A. I am assisting the Holmenkollen construction project with the final details of the Cross-Country and Ski Jumping stadiums, courses and hills. I am also planning the details of the temporary installations at the venue (tents, wax cabins, fences, pathways etc) and defining roles and responsibilities for the miscellaneous functional areas in the sport and venue operational organization. Moreover, I am planning the Continental Cup events on the new normal hill in September. These COC ladies and men’s competitions will give us a good indication of our readiness in the technical area at this brand new hill.
Q. When will the venues be 100% ready?
A. The main construction projects will finish in November, with the exception of the final wind protection mesh at the Holmenkollen jump which will be erected in December. In November and December snowmaking and grooming will take place, as well as preparation of the ski jump in-run tracks. We plan to test the courses and hills in January and early February, and will officially open for the World Championship training on February 19th.
Q. How many volunteers and staff do you have under your command in the sports department?
A. During the current planning phase we are only three full time people in the Sport Department. As we get closer to the Championship, we are adding a few part-time staff, such as the Chiefs of Competition for the three disciplines.
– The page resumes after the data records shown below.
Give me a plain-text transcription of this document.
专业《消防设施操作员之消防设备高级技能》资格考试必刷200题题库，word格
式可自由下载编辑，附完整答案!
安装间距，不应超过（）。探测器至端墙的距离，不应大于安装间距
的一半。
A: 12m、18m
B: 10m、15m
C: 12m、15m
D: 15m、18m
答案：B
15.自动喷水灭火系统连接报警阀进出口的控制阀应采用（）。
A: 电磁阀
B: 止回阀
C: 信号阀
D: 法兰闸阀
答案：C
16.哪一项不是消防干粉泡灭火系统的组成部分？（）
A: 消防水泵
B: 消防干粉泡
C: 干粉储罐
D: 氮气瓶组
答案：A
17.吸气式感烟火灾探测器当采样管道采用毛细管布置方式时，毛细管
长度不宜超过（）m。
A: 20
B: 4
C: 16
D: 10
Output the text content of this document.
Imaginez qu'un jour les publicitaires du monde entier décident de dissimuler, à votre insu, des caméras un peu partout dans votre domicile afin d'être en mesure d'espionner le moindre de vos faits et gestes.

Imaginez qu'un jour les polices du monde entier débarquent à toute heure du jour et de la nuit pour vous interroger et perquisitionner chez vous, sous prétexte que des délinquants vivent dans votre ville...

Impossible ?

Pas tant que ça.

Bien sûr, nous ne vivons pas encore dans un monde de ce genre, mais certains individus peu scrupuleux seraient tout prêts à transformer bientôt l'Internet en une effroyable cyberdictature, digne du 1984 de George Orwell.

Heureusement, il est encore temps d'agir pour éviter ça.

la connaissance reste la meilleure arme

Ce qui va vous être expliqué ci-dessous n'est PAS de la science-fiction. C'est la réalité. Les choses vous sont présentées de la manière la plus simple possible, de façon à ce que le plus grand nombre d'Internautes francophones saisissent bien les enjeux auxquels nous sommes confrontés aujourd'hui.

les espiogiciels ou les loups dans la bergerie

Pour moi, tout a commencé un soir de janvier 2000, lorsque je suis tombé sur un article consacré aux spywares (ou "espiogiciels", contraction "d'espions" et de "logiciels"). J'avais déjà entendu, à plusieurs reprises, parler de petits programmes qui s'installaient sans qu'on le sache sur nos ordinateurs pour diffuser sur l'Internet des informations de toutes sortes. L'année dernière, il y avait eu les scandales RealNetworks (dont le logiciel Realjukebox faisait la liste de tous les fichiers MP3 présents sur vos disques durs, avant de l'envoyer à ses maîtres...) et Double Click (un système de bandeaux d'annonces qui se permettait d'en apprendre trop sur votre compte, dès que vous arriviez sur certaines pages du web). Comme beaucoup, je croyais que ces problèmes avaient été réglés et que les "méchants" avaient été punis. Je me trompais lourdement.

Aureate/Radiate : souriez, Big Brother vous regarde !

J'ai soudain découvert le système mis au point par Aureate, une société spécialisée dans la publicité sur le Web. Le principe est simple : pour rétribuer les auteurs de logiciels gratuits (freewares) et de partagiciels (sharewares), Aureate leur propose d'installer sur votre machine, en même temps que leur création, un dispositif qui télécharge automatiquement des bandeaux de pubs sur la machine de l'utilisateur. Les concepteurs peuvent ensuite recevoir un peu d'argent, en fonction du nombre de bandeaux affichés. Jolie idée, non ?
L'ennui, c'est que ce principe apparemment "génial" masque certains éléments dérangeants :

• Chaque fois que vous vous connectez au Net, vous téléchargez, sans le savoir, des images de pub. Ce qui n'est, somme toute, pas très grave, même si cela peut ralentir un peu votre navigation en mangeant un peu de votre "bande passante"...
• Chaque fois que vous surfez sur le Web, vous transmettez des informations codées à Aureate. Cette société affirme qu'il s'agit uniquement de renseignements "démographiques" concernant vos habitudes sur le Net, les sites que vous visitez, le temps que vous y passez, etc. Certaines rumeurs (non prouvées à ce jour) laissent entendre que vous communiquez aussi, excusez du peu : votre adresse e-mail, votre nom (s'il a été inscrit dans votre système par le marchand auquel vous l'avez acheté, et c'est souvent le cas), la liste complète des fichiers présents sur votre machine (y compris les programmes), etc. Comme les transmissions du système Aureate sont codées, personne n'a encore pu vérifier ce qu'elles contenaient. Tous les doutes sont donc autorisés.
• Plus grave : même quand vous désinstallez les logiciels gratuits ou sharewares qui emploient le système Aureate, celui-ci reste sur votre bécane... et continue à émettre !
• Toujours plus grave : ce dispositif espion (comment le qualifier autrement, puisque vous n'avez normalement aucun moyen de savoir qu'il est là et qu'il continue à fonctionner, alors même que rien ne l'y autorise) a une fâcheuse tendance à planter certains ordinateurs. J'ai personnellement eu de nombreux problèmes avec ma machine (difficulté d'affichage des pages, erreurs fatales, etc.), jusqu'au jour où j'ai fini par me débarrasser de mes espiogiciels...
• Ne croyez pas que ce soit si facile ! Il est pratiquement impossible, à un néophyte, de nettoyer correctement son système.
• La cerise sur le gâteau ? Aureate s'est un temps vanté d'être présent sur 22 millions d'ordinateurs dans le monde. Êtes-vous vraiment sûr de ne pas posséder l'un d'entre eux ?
We are also fortunate to have a great cooperation with the City of Oslo and the current operators of the venue, and are working closely with their staff.
During the Championship weeks this winter, our Sport Department will have a total of about 600 volunteers, mainly within the Competition Committees who are responsible for the technical aspects of the events. One of my expanded roles during the Championship weeks is also to lead the entire Holmenkollen venue organization, and currently we have planned for about 1700 volunteers working at the Holmenkollen arena.
Q. Oslo 2011 will be a huge ski festival. Do you plan any special safety measures in terms of course protection etc.?
A. We are currently discussing how to best coordinate and manage the large spectator crowds out along the competition courses, many of them who plan to stay overnight in tents. This is now a special project for us, where we will provide the necessary coordination and support such as waste and toilet handling, firewood, fencing and proper information. These large overnight crowds are a unique situation for Holmenkollen, and create unique challenges for us. However, I also think these crowds are something the athletes look forward to skiing through and that makes the event so memorable for them. We therefore look at this as a positive challenge that is part of making this Championship so special.
Q. Where do you see biggest challenges in preparation?
A. Communication between the different organizational areas and partners is a typical challenge for a fast moving, complex project such as a World Championship event, and this is also true for us. Specifically in terms of sport, I look forward to testing and implementing all the new technical elements of the venue, such as snowmaking, in-run refrigeration, grooming implementation and the new operational staff and procedures for this.